The proposed hybrid manifold learning framework (NMFusion) improves EEG-based motor intention decoding by effectively addressing signal non-stationarity and time latency. The experimental results demonstrate that NMFusion can extract neural features more stably than existing paradigms; additionally, it retains robust neural signal characteristics even under significant electrode reduction. Future research will prioritize practical system implementation, with a primary focus on achieving high-performance, real-time EEG decoding for everyday applications.

Author Contributions

Conceptualization, C.H. and Y.L.; methodology, C.H.; software, C.H.; validation, C.X.; formal analysis, C.H.; investigation, C.H. and Y.L.; resources, Y.L.; data curation, C.H. and Y.L.; writing—original draft preparation, C.H.; writing—review and editing, Q.L., G.L. and Y.L.; visualization, C.H.; supervision, Q.L., Y.L. and G.L.; project administration, G.L. and Y.L.; funding acquisition, G.L., Q.L. and Y.L. All authors have read and agreed to the published version of the manuscript.
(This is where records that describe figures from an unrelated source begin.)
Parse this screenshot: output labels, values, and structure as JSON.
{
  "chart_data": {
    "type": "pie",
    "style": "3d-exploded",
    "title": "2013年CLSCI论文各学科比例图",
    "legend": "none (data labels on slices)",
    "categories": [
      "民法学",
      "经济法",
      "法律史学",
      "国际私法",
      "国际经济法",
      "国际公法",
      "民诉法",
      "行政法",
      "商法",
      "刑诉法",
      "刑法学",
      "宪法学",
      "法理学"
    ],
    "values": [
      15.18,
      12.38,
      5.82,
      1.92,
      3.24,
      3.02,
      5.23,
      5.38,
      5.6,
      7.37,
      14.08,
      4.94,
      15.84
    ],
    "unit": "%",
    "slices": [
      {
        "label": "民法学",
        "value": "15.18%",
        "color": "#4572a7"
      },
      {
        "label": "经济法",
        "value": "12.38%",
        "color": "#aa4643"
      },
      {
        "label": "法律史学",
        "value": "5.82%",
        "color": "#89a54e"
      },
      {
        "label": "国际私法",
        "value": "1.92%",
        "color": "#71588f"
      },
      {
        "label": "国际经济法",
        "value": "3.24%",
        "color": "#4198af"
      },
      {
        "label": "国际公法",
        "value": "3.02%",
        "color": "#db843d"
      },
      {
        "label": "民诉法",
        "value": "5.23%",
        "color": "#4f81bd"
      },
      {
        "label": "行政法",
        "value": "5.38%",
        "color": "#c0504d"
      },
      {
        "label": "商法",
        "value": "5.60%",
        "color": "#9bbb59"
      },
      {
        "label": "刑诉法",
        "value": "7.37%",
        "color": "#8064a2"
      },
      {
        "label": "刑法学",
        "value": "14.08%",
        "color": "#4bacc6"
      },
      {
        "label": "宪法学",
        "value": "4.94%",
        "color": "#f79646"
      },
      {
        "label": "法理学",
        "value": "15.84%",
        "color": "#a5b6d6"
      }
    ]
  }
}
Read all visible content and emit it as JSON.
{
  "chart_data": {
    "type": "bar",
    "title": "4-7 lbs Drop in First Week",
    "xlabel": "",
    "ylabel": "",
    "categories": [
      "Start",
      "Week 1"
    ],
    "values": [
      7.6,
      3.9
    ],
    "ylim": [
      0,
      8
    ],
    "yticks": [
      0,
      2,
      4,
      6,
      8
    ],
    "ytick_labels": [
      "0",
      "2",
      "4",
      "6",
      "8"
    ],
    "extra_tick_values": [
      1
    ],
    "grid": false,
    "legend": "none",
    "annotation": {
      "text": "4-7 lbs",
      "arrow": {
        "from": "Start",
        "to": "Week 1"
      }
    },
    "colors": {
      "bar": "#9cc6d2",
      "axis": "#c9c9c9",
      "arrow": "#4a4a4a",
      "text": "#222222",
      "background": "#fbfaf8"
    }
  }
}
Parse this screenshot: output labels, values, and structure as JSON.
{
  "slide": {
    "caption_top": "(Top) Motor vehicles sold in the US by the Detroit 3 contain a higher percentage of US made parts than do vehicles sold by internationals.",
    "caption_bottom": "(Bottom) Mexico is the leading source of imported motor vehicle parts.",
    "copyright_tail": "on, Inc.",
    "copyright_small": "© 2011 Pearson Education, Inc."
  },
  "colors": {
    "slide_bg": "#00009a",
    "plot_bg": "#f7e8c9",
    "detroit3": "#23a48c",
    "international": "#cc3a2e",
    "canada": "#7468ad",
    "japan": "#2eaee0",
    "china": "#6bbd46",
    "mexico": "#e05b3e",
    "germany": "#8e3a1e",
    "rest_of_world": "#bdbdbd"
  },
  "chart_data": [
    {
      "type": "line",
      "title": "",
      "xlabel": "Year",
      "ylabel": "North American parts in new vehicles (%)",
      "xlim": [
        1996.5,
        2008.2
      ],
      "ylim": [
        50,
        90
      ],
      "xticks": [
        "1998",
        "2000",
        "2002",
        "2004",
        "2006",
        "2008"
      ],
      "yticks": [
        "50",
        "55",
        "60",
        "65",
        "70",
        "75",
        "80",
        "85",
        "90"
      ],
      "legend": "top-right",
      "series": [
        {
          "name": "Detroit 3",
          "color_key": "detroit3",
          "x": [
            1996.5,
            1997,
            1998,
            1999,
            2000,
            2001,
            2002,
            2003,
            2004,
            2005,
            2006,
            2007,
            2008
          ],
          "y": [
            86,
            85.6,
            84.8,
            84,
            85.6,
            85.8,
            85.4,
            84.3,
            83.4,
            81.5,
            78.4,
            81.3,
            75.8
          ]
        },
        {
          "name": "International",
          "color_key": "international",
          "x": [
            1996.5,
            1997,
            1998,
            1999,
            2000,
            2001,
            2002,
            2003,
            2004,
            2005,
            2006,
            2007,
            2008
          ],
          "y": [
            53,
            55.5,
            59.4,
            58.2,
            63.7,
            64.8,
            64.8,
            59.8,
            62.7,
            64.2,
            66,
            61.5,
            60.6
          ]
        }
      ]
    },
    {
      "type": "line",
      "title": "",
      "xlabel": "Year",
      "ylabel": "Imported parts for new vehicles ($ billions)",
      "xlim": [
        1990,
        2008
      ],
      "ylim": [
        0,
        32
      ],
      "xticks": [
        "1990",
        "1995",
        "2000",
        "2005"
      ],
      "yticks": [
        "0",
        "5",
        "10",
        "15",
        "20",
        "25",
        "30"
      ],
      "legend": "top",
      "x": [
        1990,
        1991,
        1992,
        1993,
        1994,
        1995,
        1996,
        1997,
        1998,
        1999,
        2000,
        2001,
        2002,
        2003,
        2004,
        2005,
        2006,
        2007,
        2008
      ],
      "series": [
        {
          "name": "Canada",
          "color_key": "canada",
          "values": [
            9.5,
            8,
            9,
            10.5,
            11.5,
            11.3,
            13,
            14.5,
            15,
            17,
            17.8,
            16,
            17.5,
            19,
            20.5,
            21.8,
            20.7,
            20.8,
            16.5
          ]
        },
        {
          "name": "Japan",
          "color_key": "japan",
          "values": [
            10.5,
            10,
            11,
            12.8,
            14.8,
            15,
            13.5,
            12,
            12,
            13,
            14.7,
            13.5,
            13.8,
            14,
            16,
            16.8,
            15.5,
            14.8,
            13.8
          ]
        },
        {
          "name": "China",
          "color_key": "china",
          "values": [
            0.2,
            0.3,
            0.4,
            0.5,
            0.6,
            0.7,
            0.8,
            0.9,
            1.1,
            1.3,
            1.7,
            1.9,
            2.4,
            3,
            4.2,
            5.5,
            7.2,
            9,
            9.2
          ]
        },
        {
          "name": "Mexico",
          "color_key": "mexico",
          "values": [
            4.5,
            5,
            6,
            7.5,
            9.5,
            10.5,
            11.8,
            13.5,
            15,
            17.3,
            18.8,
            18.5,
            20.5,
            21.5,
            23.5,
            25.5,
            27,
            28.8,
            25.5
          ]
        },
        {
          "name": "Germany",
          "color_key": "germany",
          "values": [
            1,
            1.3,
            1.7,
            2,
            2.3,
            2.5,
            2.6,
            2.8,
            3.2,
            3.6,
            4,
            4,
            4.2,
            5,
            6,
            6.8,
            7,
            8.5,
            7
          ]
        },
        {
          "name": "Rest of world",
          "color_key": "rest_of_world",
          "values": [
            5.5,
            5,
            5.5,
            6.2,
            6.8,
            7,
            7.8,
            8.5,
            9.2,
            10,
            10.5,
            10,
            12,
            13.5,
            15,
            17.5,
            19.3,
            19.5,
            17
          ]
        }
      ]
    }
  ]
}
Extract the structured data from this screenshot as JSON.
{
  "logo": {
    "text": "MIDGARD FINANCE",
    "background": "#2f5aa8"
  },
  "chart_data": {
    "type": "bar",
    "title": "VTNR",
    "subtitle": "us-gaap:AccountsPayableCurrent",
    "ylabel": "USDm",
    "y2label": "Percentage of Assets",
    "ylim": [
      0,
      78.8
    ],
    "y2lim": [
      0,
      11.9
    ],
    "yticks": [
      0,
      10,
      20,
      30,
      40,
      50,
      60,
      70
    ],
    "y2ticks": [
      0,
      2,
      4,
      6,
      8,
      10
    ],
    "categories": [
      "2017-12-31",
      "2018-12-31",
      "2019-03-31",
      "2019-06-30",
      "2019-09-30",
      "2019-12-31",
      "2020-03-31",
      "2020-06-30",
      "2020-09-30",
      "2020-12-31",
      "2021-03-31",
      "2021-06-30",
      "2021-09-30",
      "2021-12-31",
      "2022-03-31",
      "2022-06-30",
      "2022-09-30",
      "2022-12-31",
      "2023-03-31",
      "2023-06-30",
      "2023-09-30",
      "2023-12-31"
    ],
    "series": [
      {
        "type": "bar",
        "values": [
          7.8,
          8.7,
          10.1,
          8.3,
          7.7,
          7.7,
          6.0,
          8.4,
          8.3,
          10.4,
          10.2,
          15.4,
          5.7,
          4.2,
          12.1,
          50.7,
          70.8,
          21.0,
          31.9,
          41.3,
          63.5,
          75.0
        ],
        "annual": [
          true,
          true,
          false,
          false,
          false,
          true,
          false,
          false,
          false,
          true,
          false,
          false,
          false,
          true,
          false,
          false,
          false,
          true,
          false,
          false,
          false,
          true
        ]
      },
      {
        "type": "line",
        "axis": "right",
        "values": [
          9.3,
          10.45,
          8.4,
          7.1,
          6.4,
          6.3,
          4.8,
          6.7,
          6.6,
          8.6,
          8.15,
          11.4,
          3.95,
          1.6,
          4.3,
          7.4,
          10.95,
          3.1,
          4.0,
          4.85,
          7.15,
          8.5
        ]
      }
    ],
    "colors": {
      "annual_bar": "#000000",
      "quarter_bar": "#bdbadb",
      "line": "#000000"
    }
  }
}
Institutional Review Board Statement

This study was conducted in accordance with the Declaration of Helsinki and approved by the Institutional Review Board of the Shenzhen Institute of Advanced Technology, Chinese Academy of Sciences (protocol code SIAT-IRB-220715-H0601).

Informed Consent Statement

Informed consent was obtained from all subjects involved in the study.

Data Availability Statement

Data are available on request due to restrictions (e.g., privacy, legal, or ethical reasons).

Conflicts of Interest

The authors declare no conflicts of interest.

Funding Statement

This work was supported in part by the Ministry of Science and Technology of China (under grants STI2030-Brain Science and Brain-Inspired Intelligence Technology-2022ZD0210400), the GUANGDONG TALENTS PROGRAM (2023QN10Y209), the Guangdong Provincial Key Laboratory of Multimodality Non-Invasive Brain–Computer Interfaces (grant no. 2024B1212010010), Shenzhen Strategic Emerging Industry Support Plans (XMHT20230115002), the Guangdong Basic and Applied Basic Research Foundation (#2023A1515011478), the Major Basic Research Project of Shandong Natural Science Foundation (ZR2021ZD40), and the Guangdong Climbing Program Special Funds (grant no. pdjh2024a135).